Edebi, edepsizden öğren: Edepsiz kişinin hareketlerini gören, sonuçlarını izleyen kişi, bunların kötülüklerini görür ve yapmamaya çalışır.
|
Eden bulur, inleyen ölür: Başkasına kötülük eden kimse en sonunda yaptıklarının cezasını çeker.
|
Ekmeğin büyüğü hamurun çoğundan olur: Verimin yüksekliği, çalışmanın etkili bir şekilde gerçekleşmesine bağlıdır.
|
Esirgenen göze çöp batar: Bir konu üzerine gereğinden fazla yoğunlaşmak, aksilikleri de beraberinde getirebilir.
|
Evdeki hesap çarşıya uymaz: Planlanan durumlar ile ulaşılan sonuç, her zaman aynı olmayabilir.
|
Fakirlik ayıp değil, tembellik ayıp: Toplum yaşamında herkes aynı gelir düzeyine sahip olmayabilir.

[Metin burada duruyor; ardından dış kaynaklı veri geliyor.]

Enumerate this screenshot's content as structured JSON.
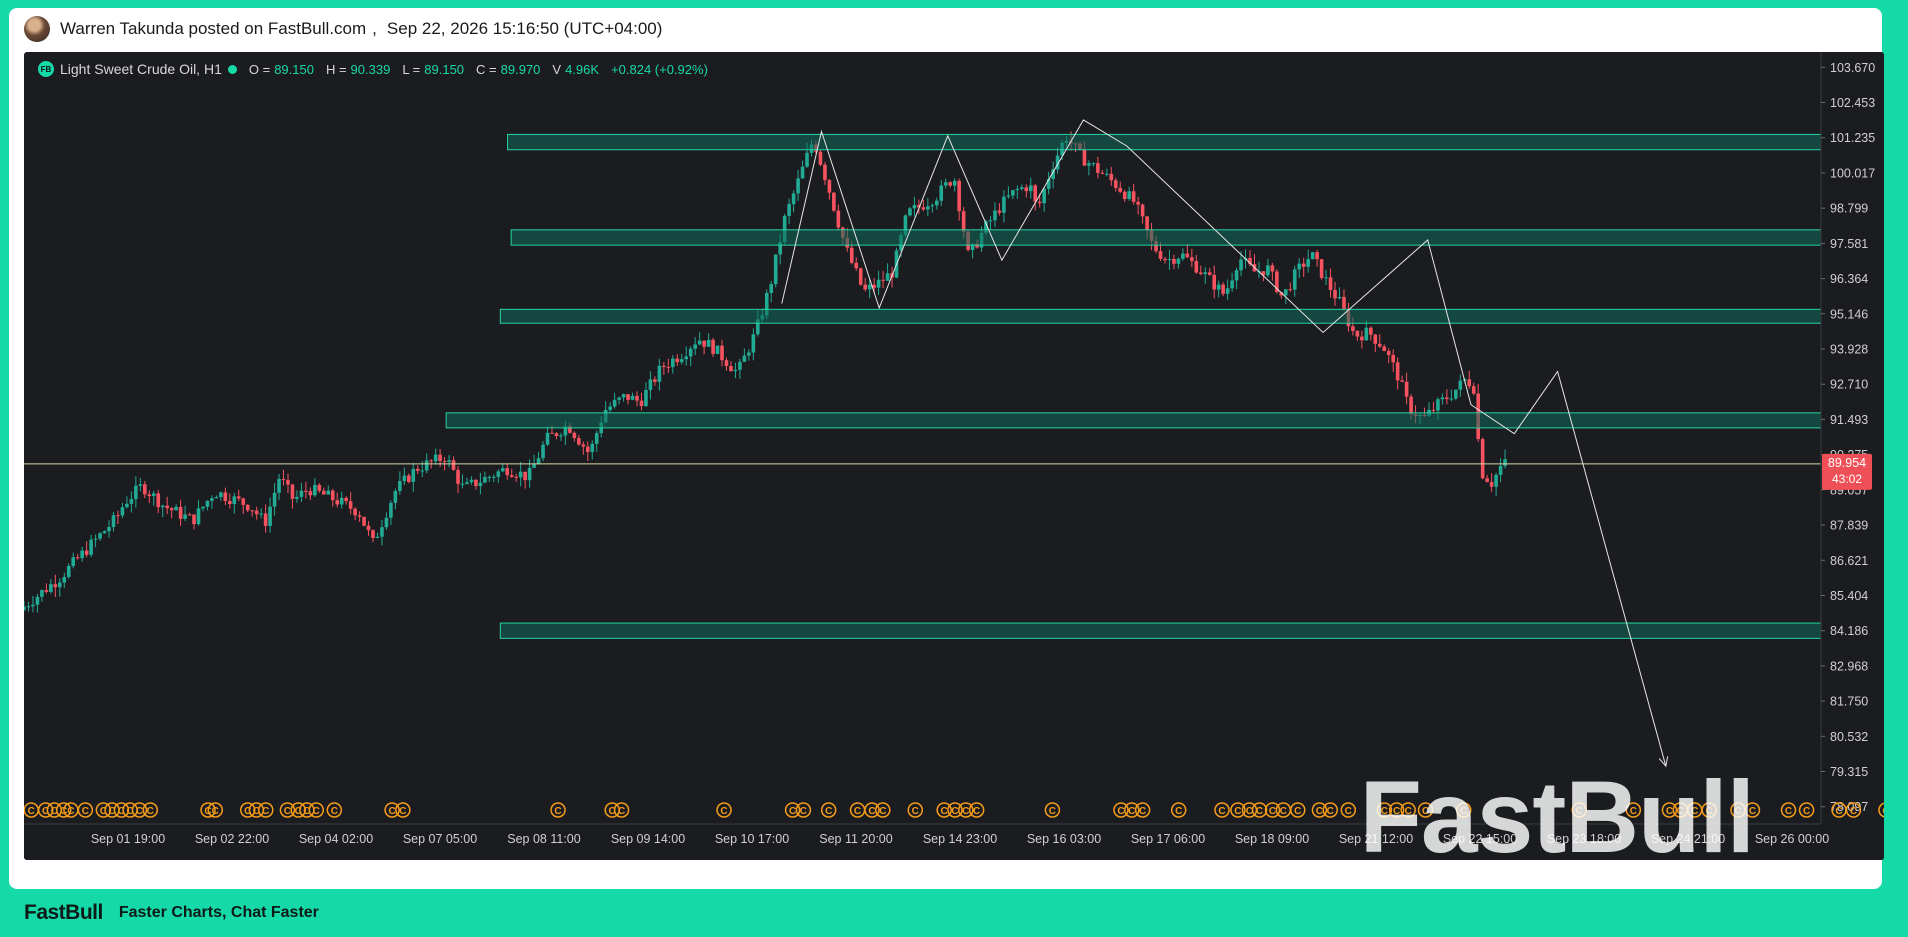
{
  "header": {
    "poster": "Warren Takunda posted on FastBull.com",
    "separator": ",",
    "timestamp": "Sep 22, 2026 15:16:50 (UTC+04:00)"
  },
  "footer": {
    "logo": "FastBull",
    "tagline": "Faster Charts, Chat Faster"
  },
  "legend": {
    "logo_text": "FB",
    "symbol": "Light Sweet Crude Oil, H1",
    "o_label": "O =",
    "o_value": "89.150",
    "h_label": "H =",
    "h_value": "90.339",
    "l_label": "L =",
    "l_value": "89.150",
    "c_label": "C =",
    "c_value": "89.970",
    "v_label": "V",
    "v_value": "4.96K",
    "change": "+0.824 (+0.92%)"
  },
  "watermark": "FastBull",
  "colors": {
    "up": "#22ab94",
    "down": "#f7525f",
    "zone_fill": "#0f6b5a",
    "zone_border": "#24d4a4",
    "accent": "#16d9a8",
    "price_tag": "#ef4f57",
    "price_line": "#d9d9a6",
    "event_icon": "#f59c1a",
    "pattern_line": "#e6e6e6"
  },
  "chart_data": {
    "type": "candlestick",
    "symbol": "Light Sweet Crude Oil",
    "timeframe": "H1",
    "ylim": [
      77.5,
      104.2
    ],
    "y_ticks": [
      "103.670",
      "102.453",
      "101.235",
      "100.017",
      "98.799",
      "97.581",
      "96.364",
      "95.146",
      "93.928",
      "92.710",
      "91.493",
      "90.275",
      "89.057",
      "87.839",
      "86.621",
      "85.404",
      "84.186",
      "82.968",
      "81.750",
      "80.532",
      "79.315",
      "78.097"
    ],
    "x_ticks": [
      "Sep 01 19:00",
      "Sep 02 22:00",
      "Sep 04 02:00",
      "Sep 07 05:00",
      "Sep 08 11:00",
      "Sep 09 14:00",
      "Sep 10 17:00",
      "Sep 11 20:00",
      "Sep 14 23:00",
      "Sep 16 03:00",
      "Sep 17 06:00",
      "Sep 18 09:00",
      "Sep 21 12:00",
      "Sep 22 15:00",
      "Sep 23 18:00",
      "Sep 24 21:00",
      "Sep 26 00:00"
    ],
    "x_range": [
      -7.6,
      17.3
    ],
    "current_price": "89.954",
    "current_price_value": 89.954,
    "countdown": "43:02",
    "path": [
      [
        -7.6,
        84.9
      ],
      [
        -7.05,
        86.0
      ],
      [
        -6.25,
        88.1
      ],
      [
        -6.15,
        88.6
      ],
      [
        -5.9,
        89.2
      ],
      [
        -5.6,
        88.5
      ],
      [
        -5.2,
        88.0
      ],
      [
        -4.9,
        89.0
      ],
      [
        -4.4,
        88.5
      ],
      [
        -4.2,
        87.9
      ],
      [
        -4.0,
        89.5
      ],
      [
        -3.8,
        88.7
      ],
      [
        -3.6,
        89.1
      ],
      [
        -3.3,
        88.8
      ],
      [
        -2.9,
        88.3
      ],
      [
        -2.7,
        87.2
      ],
      [
        -2.4,
        89.0
      ],
      [
        -2.1,
        89.8
      ],
      [
        -1.7,
        90.2
      ],
      [
        -1.45,
        89.1
      ],
      [
        -0.85,
        89.8
      ],
      [
        -0.55,
        89.5
      ],
      [
        -0.3,
        90.8
      ],
      [
        0.0,
        91.3
      ],
      [
        0.3,
        90.3
      ],
      [
        0.5,
        91.8
      ],
      [
        0.8,
        92.3
      ],
      [
        1.0,
        92.1
      ],
      [
        1.3,
        93.3
      ],
      [
        1.6,
        93.8
      ],
      [
        1.8,
        94.3
      ],
      [
        2.0,
        94.0
      ],
      [
        2.2,
        93.5
      ],
      [
        2.35,
        93.1
      ],
      [
        2.6,
        94.5
      ],
      [
        2.8,
        96.1
      ],
      [
        3.0,
        98.4
      ],
      [
        3.2,
        99.8
      ],
      [
        3.4,
        101.2
      ],
      [
        3.6,
        99.6
      ],
      [
        3.85,
        97.4
      ],
      [
        4.1,
        95.9
      ],
      [
        4.3,
        96.2
      ],
      [
        4.5,
        96.6
      ],
      [
        4.7,
        98.6
      ],
      [
        4.9,
        98.9
      ],
      [
        5.1,
        99.2
      ],
      [
        5.35,
        99.9
      ],
      [
        5.55,
        97.1
      ],
      [
        5.75,
        98.0
      ],
      [
        6.0,
        98.9
      ],
      [
        6.2,
        99.4
      ],
      [
        6.4,
        99.6
      ],
      [
        6.5,
        98.7
      ],
      [
        6.7,
        100.2
      ],
      [
        6.9,
        101.3
      ],
      [
        7.1,
        100.6
      ],
      [
        7.3,
        100.2
      ],
      [
        7.6,
        99.6
      ],
      [
        7.85,
        99.0
      ],
      [
        8.1,
        97.5
      ],
      [
        8.3,
        97.0
      ],
      [
        8.5,
        97.2
      ],
      [
        8.7,
        96.8
      ],
      [
        8.9,
        96.3
      ],
      [
        9.1,
        95.8
      ],
      [
        9.3,
        97.1
      ],
      [
        9.5,
        96.6
      ],
      [
        9.7,
        96.7
      ],
      [
        9.9,
        95.7
      ],
      [
        10.1,
        96.6
      ],
      [
        10.3,
        97.2
      ],
      [
        10.5,
        96.3
      ],
      [
        10.7,
        95.5
      ],
      [
        10.9,
        94.4
      ],
      [
        11.1,
        94.5
      ],
      [
        11.3,
        94.0
      ],
      [
        11.5,
        93.0
      ],
      [
        11.65,
        91.9
      ],
      [
        11.85,
        91.5
      ],
      [
        12.05,
        92.0
      ],
      [
        12.25,
        92.4
      ],
      [
        12.45,
        92.9
      ],
      [
        12.55,
        92.6
      ],
      [
        12.65,
        89.7
      ],
      [
        12.8,
        89.3
      ],
      [
        12.95,
        89.97
      ]
    ],
    "zones": [
      {
        "top": 101.35,
        "bottom": 100.82,
        "x_start": -0.9,
        "x_end": 18.8
      },
      {
        "top": 98.05,
        "bottom": 97.52,
        "x_start": -0.85,
        "x_end": 18.9
      },
      {
        "top": 95.3,
        "bottom": 94.82,
        "x_start": -1.0,
        "x_end": 18.8
      },
      {
        "top": 91.72,
        "bottom": 91.2,
        "x_start": -1.75,
        "x_end": 18.0
      },
      {
        "top": 84.45,
        "bottom": 83.92,
        "x_start": -1.0,
        "x_end": 18.8
      }
    ],
    "pattern": [
      [
        2.9,
        95.5
      ],
      [
        3.45,
        101.45
      ],
      [
        4.25,
        95.35
      ],
      [
        5.2,
        101.3
      ],
      [
        5.95,
        97.0
      ],
      [
        7.08,
        101.85
      ],
      [
        7.68,
        100.95
      ],
      [
        10.4,
        94.5
      ],
      [
        11.85,
        97.7
      ],
      [
        12.45,
        92.0
      ],
      [
        13.05,
        91.0
      ],
      [
        13.65,
        93.15
      ],
      [
        15.15,
        79.5
      ]
    ],
    "events": [
      -7.5,
      -7.3,
      -7.18,
      -7.05,
      -6.95,
      -6.75,
      -6.5,
      -6.38,
      -6.25,
      -6.13,
      -6.0,
      -5.85,
      -5.05,
      -4.95,
      -4.5,
      -4.38,
      -4.25,
      -3.95,
      -3.8,
      -3.68,
      -3.55,
      -3.3,
      -2.5,
      -2.35,
      -0.2,
      0.55,
      0.68,
      2.1,
      3.05,
      3.2,
      3.55,
      3.95,
      4.15,
      4.3,
      4.75,
      5.15,
      5.3,
      5.45,
      5.6,
      6.65,
      7.6,
      7.75,
      7.9,
      8.4,
      9.0,
      9.22,
      9.38,
      9.52,
      9.7,
      9.85,
      10.05,
      10.35,
      10.5,
      10.75,
      11.25,
      11.42,
      11.58,
      11.82,
      12.35,
      13.95,
      14.7,
      15.2,
      15.35,
      15.55,
      15.75,
      16.15,
      16.35,
      16.85,
      17.1,
      17.55,
      17.75,
      18.2,
      18.7,
      18.9,
      19.2
    ]
  }
}
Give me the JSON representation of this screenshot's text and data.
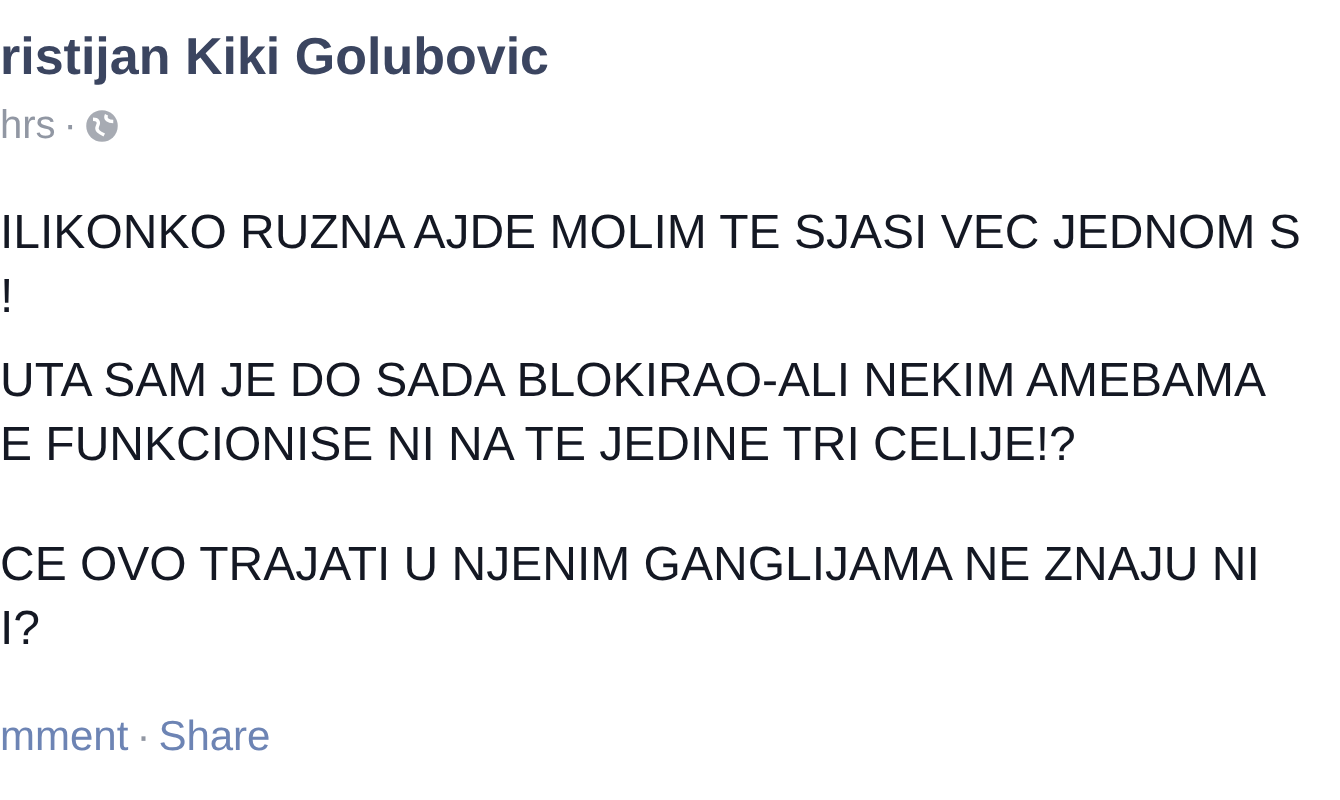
{
  "post": {
    "author": "ristijan Kiki Golubovic",
    "time": "hrs",
    "paragraphs": [
      [
        "ILIKONKO RUZNA AJDE MOLIM TE SJASI VEC JEDNOM S",
        "!"
      ],
      [
        "UTA SAM JE DO SADA BLOKIRAO-ALI NEKIM AMEBAMA",
        "E FUNKCIONISE NI NA TE JEDINE TRI CELIJE!?"
      ],
      [
        "CE OVO TRAJATI U NJENIM GANGLIJAMA NE ZNAJU NI",
        "I?"
      ]
    ],
    "actions": [
      "mment",
      "Share"
    ],
    "separator": "·"
  }
}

Fakir de olsa zengin de olsa çalışmamak, başkalarının sırtından geçinmeye uğraşmak tembelliktir.
|
Fala inanma, falsız da kalma: Fala inanmak doğru değildir, aslı yoktur. Yine de insan güzel sözler duymaktan hoşlanır.
|
Fare, çıktığı deliği bilir: Toplumun onaylamadığı işleri yapanlar, sıkıştıkları zaman nasıl hareket edeceklerini önceden hesaplarlar.
|
Faydasız baş, mezara yaraşır: Hiçbir iş yapmadan başkalarının sırtından geçinen kimseler ölmüş sayılırlar. Çünkü ölülerin de faydası yoktur.
|
Fazla aş, ya karın ağrıtır ya baş: Çok yemek kişinin sağlığını olumsuz yönde etkiler. Bu yüzden kararında yemek gerekir.
|
Fazla naz aşık usandırır: Kişinin kaprislerine yakınları bir süre katlanabilirler. Ama bu naz devam edecek olursa etrafındakilere de sıkıntı verir.
|
Felek kimine kavun yedirir, kimine kelek: Aynı toplumda şanslı ve şanssız kişilerin bir arada bulunmaları doğaldır.
|
Fukaranın düşkünü, beyaz giyer kış günü: Toplumda saygın bir yeri olan kişiler, mevki kaybına uğradıklarında aykırı davranmaktan çekinmezler.
|
Fukaranın tavuğu tek tek yumurtlar: Kişinin içinde bulunduğu çevrenin ekonomik ve sosyal yapısı, ulaşılan sonuçların niteliğini etkiler.
|
Gafile kelam, nafile kelam: Etrafında olan biteni umursamayan kimseleri doğru yola getirmek için yapılan uyarılar boşunadır.
|
Garibin yardımcısı Allah´tır: Garip kişilerin yardımına gönlündeki inancın büyüklüğü oranında ancak Allah yardım eder.
|
Garip kuşun yuvasını Allah yapar: Tanrı´ya inanmış kişileri, tanrı sıkıntı içinde bırakmaz. Onlar bir süre sıkılsalar da Tanrı bir yerden bir şey bağışlayarak sıkıntılarını ya kaldırır ya da hafifletir.
|
Gavurun tembeli keşiş, Müslüman´ın tembeli derviş: Bütün dinler çalışmayı emreder. Bazı kimseler ise dini çıkarları doğrultusunda kullanıp, çalışmadan yaşamanın yollarını bulurlar ki kendileri için çok kötü bir davranışı gerçekleştirmiş olurlar.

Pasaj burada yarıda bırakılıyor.